The MetLife Building in Midtown is getting an energy-efficient, LED-powered sign to replace its iconic marker, whose 18-foot-tall letters have long glowed with 10,000 linear feet of energy-hogging neon.

The new, environmentally conscious lettering and structures will be installed later this summer at a cost of nearly $350,000, according to permits filed with the city buildings department.

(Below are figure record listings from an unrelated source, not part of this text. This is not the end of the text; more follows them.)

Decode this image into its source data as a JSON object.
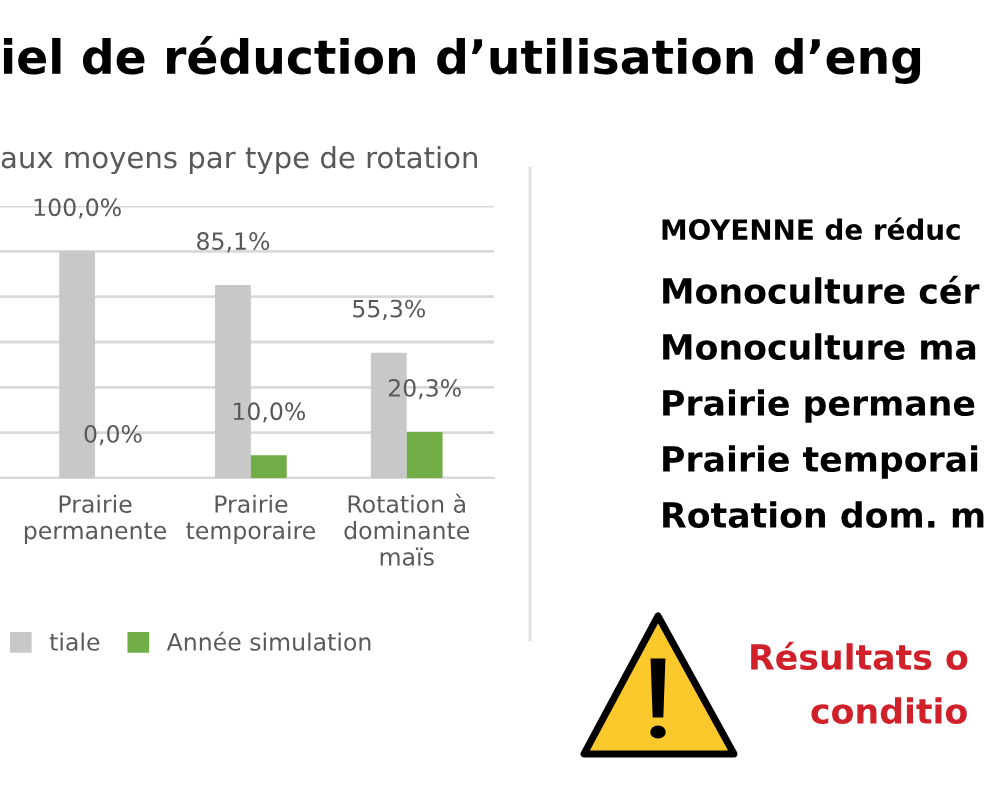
{
  "chart_data": {
    "type": "bar",
    "title": "aux moyens par type de rotation",
    "categories": [
      "Prairie\npermanente",
      "Prairie\ntemporaire",
      "Rotation à\ndominante\nmaïs"
    ],
    "series": [
      {
        "name": "tiale",
        "color": "#c8c8c8",
        "values": [
          100.0,
          85.1,
          55.3
        ],
        "value_labels": [
          "100,0%",
          "85,1%",
          "55,3%"
        ]
      },
      {
        "name": "Année simulation",
        "color": "#70ad47",
        "values": [
          0.0,
          10.0,
          20.3
        ],
        "value_labels": [
          "0,0%",
          "10,0%",
          "20,3%"
        ]
      }
    ],
    "ylim": [
      0,
      120
    ],
    "yticks": [
      {
        "value": 0,
        "label": null
      },
      {
        "value": 20,
        "label": null
      },
      {
        "value": 40,
        "label": null
      },
      {
        "value": 60,
        "label": null
      },
      {
        "value": 80,
        "label": null
      },
      {
        "value": 100,
        "label": null
      },
      {
        "value": 120,
        "label": null
      }
    ],
    "tick_labels": "x",
    "grid": "y",
    "legend": "bottom",
    "annotations": [
      "iel de réduction d’utilisation d’eng",
      "MOYENNE de réduc",
      "Monoculture cér",
      "Monoculture ma",
      "Prairie permane",
      "Prairie temporai",
      "Rotation dom. m",
      "Résultats o",
      "conditio"
    ]
  }
}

MetLife declined to discuss the cost.

In October, the insurance giant dumped its longtime logo and spokesdog Snoopy and launched what it calls “Navigating life together” along with its new global designs.

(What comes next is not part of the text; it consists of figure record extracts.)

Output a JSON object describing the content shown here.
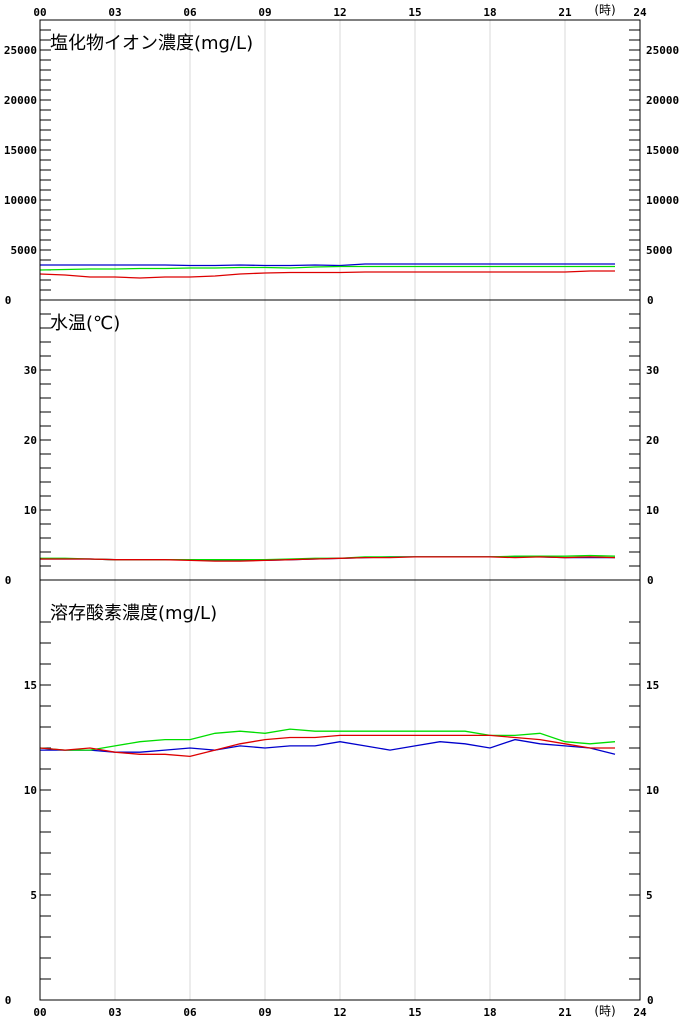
{
  "time_axis": {
    "tick_labels": [
      "00",
      "03",
      "06",
      "09",
      "12",
      "15",
      "18",
      "21",
      "24"
    ],
    "unit_label": "(時)"
  },
  "colors": {
    "series_1": "#0000cc",
    "series_2": "#00dd00",
    "series_3": "#dd0000",
    "frame": "#000000",
    "grid": "#d8d8d8"
  },
  "chart_data": [
    {
      "type": "line",
      "title": "塩化物イオン濃度(mg/L)",
      "xlim": [
        0,
        24
      ],
      "ylim": [
        0,
        28000
      ],
      "ytick_values": [
        0,
        5000,
        10000,
        15000,
        20000,
        25000
      ],
      "ytick_labels": [
        "0",
        "5000",
        "10000",
        "15000",
        "20000",
        "25000"
      ],
      "minor_step": 1000,
      "x": [
        0,
        1,
        2,
        3,
        4,
        5,
        6,
        7,
        8,
        9,
        10,
        11,
        12,
        13,
        14,
        15,
        16,
        17,
        18,
        19,
        20,
        21,
        22,
        23
      ],
      "series": [
        {
          "color": "#0000cc",
          "values": [
            3500,
            3500,
            3500,
            3500,
            3500,
            3500,
            3450,
            3450,
            3500,
            3450,
            3450,
            3500,
            3450,
            3600,
            3600,
            3600,
            3600,
            3600,
            3600,
            3600,
            3600,
            3600,
            3600,
            3600
          ]
        },
        {
          "color": "#00dd00",
          "values": [
            3000,
            3050,
            3100,
            3100,
            3150,
            3150,
            3200,
            3200,
            3250,
            3250,
            3200,
            3300,
            3350,
            3350,
            3350,
            3350,
            3350,
            3350,
            3350,
            3350,
            3350,
            3350,
            3350,
            3350
          ]
        },
        {
          "color": "#dd0000",
          "values": [
            2600,
            2500,
            2300,
            2300,
            2200,
            2300,
            2300,
            2400,
            2600,
            2700,
            2750,
            2750,
            2750,
            2800,
            2800,
            2800,
            2800,
            2800,
            2800,
            2800,
            2800,
            2800,
            2900,
            2900
          ]
        }
      ]
    },
    {
      "type": "line",
      "title": "水温(℃)",
      "xlim": [
        0,
        24
      ],
      "ylim": [
        0,
        40
      ],
      "ytick_values": [
        0,
        10,
        20,
        30
      ],
      "ytick_labels": [
        "0",
        "10",
        "20",
        "30"
      ],
      "minor_step": 2,
      "minor_max": 38,
      "x": [
        0,
        1,
        2,
        3,
        4,
        5,
        6,
        7,
        8,
        9,
        10,
        11,
        12,
        13,
        14,
        15,
        16,
        17,
        18,
        19,
        20,
        21,
        22,
        23
      ],
      "series": [
        {
          "color": "#0000cc",
          "values": [
            3.0,
            3.0,
            3.0,
            2.9,
            2.9,
            2.9,
            2.9,
            2.8,
            2.8,
            2.8,
            2.9,
            3.0,
            3.1,
            3.2,
            3.3,
            3.3,
            3.3,
            3.3,
            3.3,
            3.3,
            3.3,
            3.2,
            3.2,
            3.2
          ]
        },
        {
          "color": "#00dd00",
          "values": [
            3.1,
            3.1,
            3.0,
            2.9,
            2.9,
            2.9,
            2.9,
            2.9,
            2.9,
            2.9,
            3.0,
            3.1,
            3.1,
            3.3,
            3.3,
            3.3,
            3.3,
            3.3,
            3.3,
            3.4,
            3.4,
            3.4,
            3.5,
            3.4
          ]
        },
        {
          "color": "#dd0000",
          "values": [
            3.0,
            3.0,
            3.0,
            2.9,
            2.9,
            2.9,
            2.8,
            2.7,
            2.7,
            2.8,
            2.9,
            3.0,
            3.1,
            3.2,
            3.2,
            3.3,
            3.3,
            3.3,
            3.3,
            3.2,
            3.3,
            3.2,
            3.3,
            3.2
          ]
        }
      ]
    },
    {
      "type": "line",
      "title": "溶存酸素濃度(mg/L)",
      "xlim": [
        0,
        24
      ],
      "ylim": [
        0,
        20
      ],
      "ytick_values": [
        0,
        5,
        10,
        15
      ],
      "ytick_labels": [
        "0",
        "5",
        "10",
        "15"
      ],
      "minor_step": 1,
      "minor_max": 18,
      "x": [
        0,
        1,
        2,
        3,
        4,
        5,
        6,
        7,
        8,
        9,
        10,
        11,
        12,
        13,
        14,
        15,
        16,
        17,
        18,
        19,
        20,
        21,
        22,
        23
      ],
      "series": [
        {
          "color": "#0000cc",
          "values": [
            11.9,
            11.9,
            11.9,
            11.8,
            11.8,
            11.9,
            12.0,
            11.9,
            12.1,
            12.0,
            12.1,
            12.1,
            12.3,
            12.1,
            11.9,
            12.1,
            12.3,
            12.2,
            12.0,
            12.4,
            12.2,
            12.1,
            12.0,
            11.7
          ]
        },
        {
          "color": "#00dd00",
          "values": [
            12.0,
            11.9,
            11.9,
            12.1,
            12.3,
            12.4,
            12.4,
            12.7,
            12.8,
            12.7,
            12.9,
            12.8,
            12.8,
            12.8,
            12.8,
            12.8,
            12.8,
            12.8,
            12.6,
            12.6,
            12.7,
            12.3,
            12.2,
            12.3
          ]
        },
        {
          "color": "#dd0000",
          "values": [
            12.0,
            11.9,
            12.0,
            11.8,
            11.7,
            11.7,
            11.6,
            11.9,
            12.2,
            12.4,
            12.5,
            12.5,
            12.6,
            12.6,
            12.6,
            12.6,
            12.6,
            12.6,
            12.6,
            12.5,
            12.4,
            12.2,
            12.0,
            12.0
          ]
        }
      ]
    }
  ]
}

The building, which straddles Park Avenue between East 44th and 45th Streets, is no longer owned by MetLife, but it recently reestablished its headquarters in the tower that adjoins and overlooks Grand Central Terminal.

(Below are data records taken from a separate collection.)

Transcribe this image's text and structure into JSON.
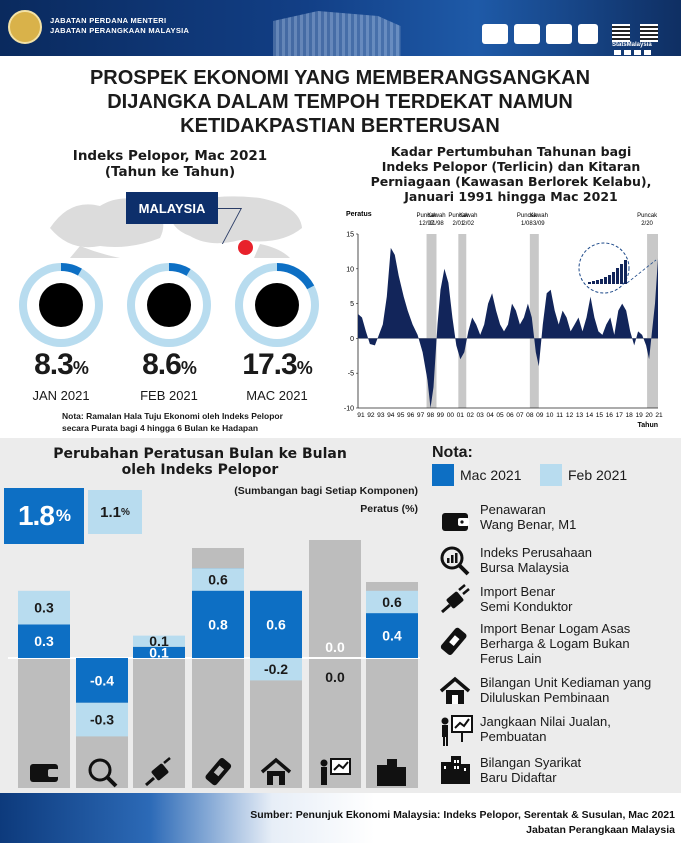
{
  "header": {
    "agency_line1": "JABATAN PERDANA MENTERI",
    "agency_line2": "JABATAN PERANGKAAN MALAYSIA",
    "stats_label": "StatsMalaysia"
  },
  "title": {
    "line1": "PROSPEK EKONOMI YANG MEMBERANGSANGKAN",
    "line2": "DIJANGKA DALAM TEMPOH TERDEKAT NAMUN",
    "line3": "KETIDAKPASTIAN BERTERUSAN"
  },
  "donut_section": {
    "title_line1": "Indeks Pelopor, Mac 2021",
    "title_line2": "(Tahun ke Tahun)",
    "country_label": "MALAYSIA",
    "note_line1": "Nota: Ramalan Hala Tuju Ekonomi oleh Indeks Pelopor",
    "note_line2": "secara Purata bagi 4 hingga 6 Bulan ke Hadapan"
  },
  "line_section": {
    "title_line1": "Kadar Pertumbuhan Tahunan bagi",
    "title_line2": "Indeks Pelopor (Terlicin) dan Kitaran",
    "title_line3": "Perniagaan (Kawasan Berlorek Kelabu),",
    "title_line4": "Januari 1991 hingga Mac 2021"
  },
  "bar_section": {
    "title_line1": "Perubahan Peratusan Bulan ke Bulan",
    "title_line2": "oleh Indeks Pelopor",
    "subtitle": "(Sumbangan bagi Setiap Komponen)",
    "unit": "Peratus (%)",
    "kpi_mar_value": "1.8",
    "kpi_feb_value": "1.1",
    "pct_sign": "%"
  },
  "nota": {
    "title": "Nota:",
    "legend": [
      {
        "label": "Mac 2021",
        "color": "#0d6fc4"
      },
      {
        "label": "Feb 2021",
        "color": "#b8dcef"
      }
    ],
    "items": [
      {
        "icon": "wallet-icon",
        "line1": "Penawaran",
        "line2": "Wang Benar, M1"
      },
      {
        "icon": "magnifier-chart-icon",
        "line1": "Indeks Perusahaan",
        "line2": "Bursa Malaysia"
      },
      {
        "icon": "semiconductor-plug-icon",
        "line1": "Import Benar",
        "line2": "Semi Konduktor"
      },
      {
        "icon": "metal-bar-icon",
        "line1": "Import Benar Logam Asas",
        "line2": "Berharga & Logam Bukan",
        "line3": "Ferus Lain"
      },
      {
        "icon": "house-icon",
        "line1": "Bilangan Unit Kediaman yang",
        "line2": "Diluluskan Pembinaan"
      },
      {
        "icon": "sales-presentation-icon",
        "line1": "Jangkaan Nilai Jualan,",
        "line2": "Pembuatan"
      },
      {
        "icon": "buildings-icon",
        "line1": "Bilangan Syarikat",
        "line2": "Baru Didaftar"
      }
    ]
  },
  "source": {
    "line1": "Sumber:  Penunjuk Ekonomi Malaysia: Indeks Pelopor, Serentak & Susulan, Mac 2021",
    "line2": "Jabatan Perangkaan Malaysia"
  },
  "colors": {
    "navy": "#0d2f6b",
    "blue": "#0d6fc4",
    "light_blue": "#b8dcef",
    "gray": "#bdbdbd",
    "red": "#e8212b",
    "line_fill": "#12255a"
  },
  "chart_data": [
    {
      "type": "pie",
      "title": "Indeks Pelopor, Mac 2021",
      "subtitle": "(Tahun ke Tahun)",
      "items": [
        {
          "label": "JAN 2021",
          "value": 8.3,
          "display": "8.3",
          "unit": "%"
        },
        {
          "label": "FEB 2021",
          "value": 8.6,
          "display": "8.6",
          "unit": "%"
        },
        {
          "label": "MAC 2021",
          "value": 17.3,
          "display": "17.3",
          "unit": "%"
        }
      ]
    },
    {
      "type": "area",
      "title": "Kadar Pertumbuhan Tahunan bagi Indeks Pelopor (Terlicin) dan Kitaran Perniagaan (Kawasan Berlorek Kelabu), Januari 1991 hingga Mac 2021",
      "ylabel": "Peratus",
      "xlabel": "Tahun",
      "ylim": [
        -10,
        15
      ],
      "yticks": [
        -10,
        -5,
        0,
        5,
        10,
        15
      ],
      "xticklabels": [
        "91",
        "92",
        "93",
        "94",
        "95",
        "96",
        "97",
        "98",
        "99",
        "00",
        "01",
        "02",
        "03",
        "04",
        "05",
        "06",
        "07",
        "08",
        "09",
        "10",
        "11",
        "12",
        "13",
        "14",
        "15",
        "16",
        "17",
        "18",
        "19",
        "20",
        "21"
      ],
      "x": [
        1991.0,
        1991.4,
        1991.8,
        1992.2,
        1992.7,
        1993.1,
        1993.5,
        1993.9,
        1994.3,
        1994.7,
        1995.1,
        1995.6,
        1996.0,
        1996.5,
        1997.0,
        1997.5,
        1998.0,
        1998.3,
        1998.6,
        1999.0,
        1999.3,
        1999.7,
        2000.1,
        2000.5,
        2000.9,
        2001.3,
        2001.7,
        2002.1,
        2002.5,
        2002.9,
        2003.3,
        2003.7,
        2004.1,
        2004.5,
        2004.9,
        2005.3,
        2005.7,
        2006.1,
        2006.5,
        2006.9,
        2007.3,
        2007.7,
        2008.1,
        2008.5,
        2008.9,
        2009.2,
        2009.6,
        2010.0,
        2010.4,
        2010.8,
        2011.2,
        2011.6,
        2012.0,
        2012.4,
        2012.8,
        2013.2,
        2013.6,
        2014.0,
        2014.4,
        2014.8,
        2015.2,
        2015.6,
        2016.0,
        2016.4,
        2016.8,
        2017.2,
        2017.6,
        2018.0,
        2018.4,
        2018.8,
        2019.2,
        2019.6,
        2020.0,
        2020.3,
        2020.6,
        2020.9,
        2021.2
      ],
      "y": [
        3.5,
        3,
        1,
        -0.8,
        -1,
        0.5,
        2,
        6,
        13,
        12,
        9,
        6,
        4,
        2,
        0.5,
        -2,
        -6,
        -10,
        -7,
        2,
        7,
        10,
        8,
        3,
        -1,
        -3,
        -2,
        1,
        3,
        2,
        0.5,
        2,
        5,
        6.5,
        4,
        2,
        1,
        2,
        5,
        4,
        2,
        3,
        5,
        3,
        -2,
        -4,
        2,
        6.5,
        7,
        4,
        2,
        4,
        3,
        1,
        2,
        3,
        1,
        3,
        6,
        3,
        1,
        0.5,
        2,
        3,
        0.5,
        4,
        5,
        4,
        1,
        -1,
        1,
        0.5,
        -1,
        -3,
        1,
        5,
        11.5
      ],
      "recessions": [
        [
          1997.9,
          1998.9
        ],
        [
          2001.1,
          2001.9
        ],
        [
          2008.3,
          2009.2
        ],
        [
          2020.1,
          2021.2
        ]
      ],
      "annotations": [
        {
          "label": "Puncak",
          "sub": "12/97",
          "x": 1997.9
        },
        {
          "label": "Kawah",
          "sub": "11/98",
          "x": 1998.9
        },
        {
          "label": "Puncak",
          "sub": "2/01",
          "x": 2001.1
        },
        {
          "label": "Kawah",
          "sub": "2/02",
          "x": 2002.1
        },
        {
          "label": "Puncak",
          "sub": "1/08",
          "x": 2008.0
        },
        {
          "label": "Kawah",
          "sub": "3/09",
          "x": 2009.2
        },
        {
          "label": "Puncak",
          "sub": "2/20",
          "x": 2020.1
        }
      ]
    },
    {
      "type": "bar",
      "title": "Perubahan Peratusan Bulan ke Bulan oleh Indeks Pelopor",
      "subtitle": "(Sumbangan bagi Setiap Komponen)",
      "ylabel": "Peratus (%)",
      "categories": [
        "Wang Benar, M1",
        "Bursa Malaysia",
        "Semi Konduktor",
        "Logam",
        "Kediaman",
        "Jualan Pembuatan",
        "Syarikat Baru"
      ],
      "series": [
        {
          "name": "Mac 2021",
          "values": [
            0.3,
            -0.4,
            0.1,
            0.8,
            0.6,
            0.0,
            0.4
          ],
          "labels": [
            "0.3",
            "-0.4",
            "0.1",
            "0.8",
            "0.6",
            "0.0",
            "0.4"
          ]
        },
        {
          "name": "Feb 2021",
          "values": [
            0.3,
            -0.3,
            0.1,
            0.6,
            -0.2,
            0.0,
            0.6
          ],
          "labels": [
            "0.3",
            "-0.3",
            "0.1",
            "0.6",
            "-0.2",
            "0.0",
            "0.6"
          ]
        }
      ]
    }
  ]
}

“The update of the signage reflects who MetLife is today, as we transform to be a more modern, consumer-facing and purposeful company,” said Metlife senior vice president Howard Pyle.

Some diehard New Yorkers still call the 1963-era building, then the world’s largest by square-feet, “the Pan Am Building” for the now defunct globe-trotting airline whose own letters graced the top along with 25-foot high globe logos on either side.

The Sky Club provided dining and a rooftop waiting area for helicopters until one flipped over while landing on the helipad in May 1977 and killed five people.

MetLife bought the building in 1981 and when Pan Am moved out and then ceased operations in 1992, MetLife put up its own letters, to the chagrin of many City dwellers.

The building was sold for a then-record $1.51 billion in 2005 to Tishman Speyer Properties which is partners with West coast billionaire, Donald Bren. In 2015, MetLife increased its occupancy with a new lease covering 550,000 square feet and said it would consolidate at the headquarters tower.

Work also just began on the east façade of the 3.1 million-square-foot behemoth to replace Metlife’s former snowflake logo that’s made of four “M”s with its new, green-and-blue, single “M.” Later this summer, the logo on the west facade also will be replaced.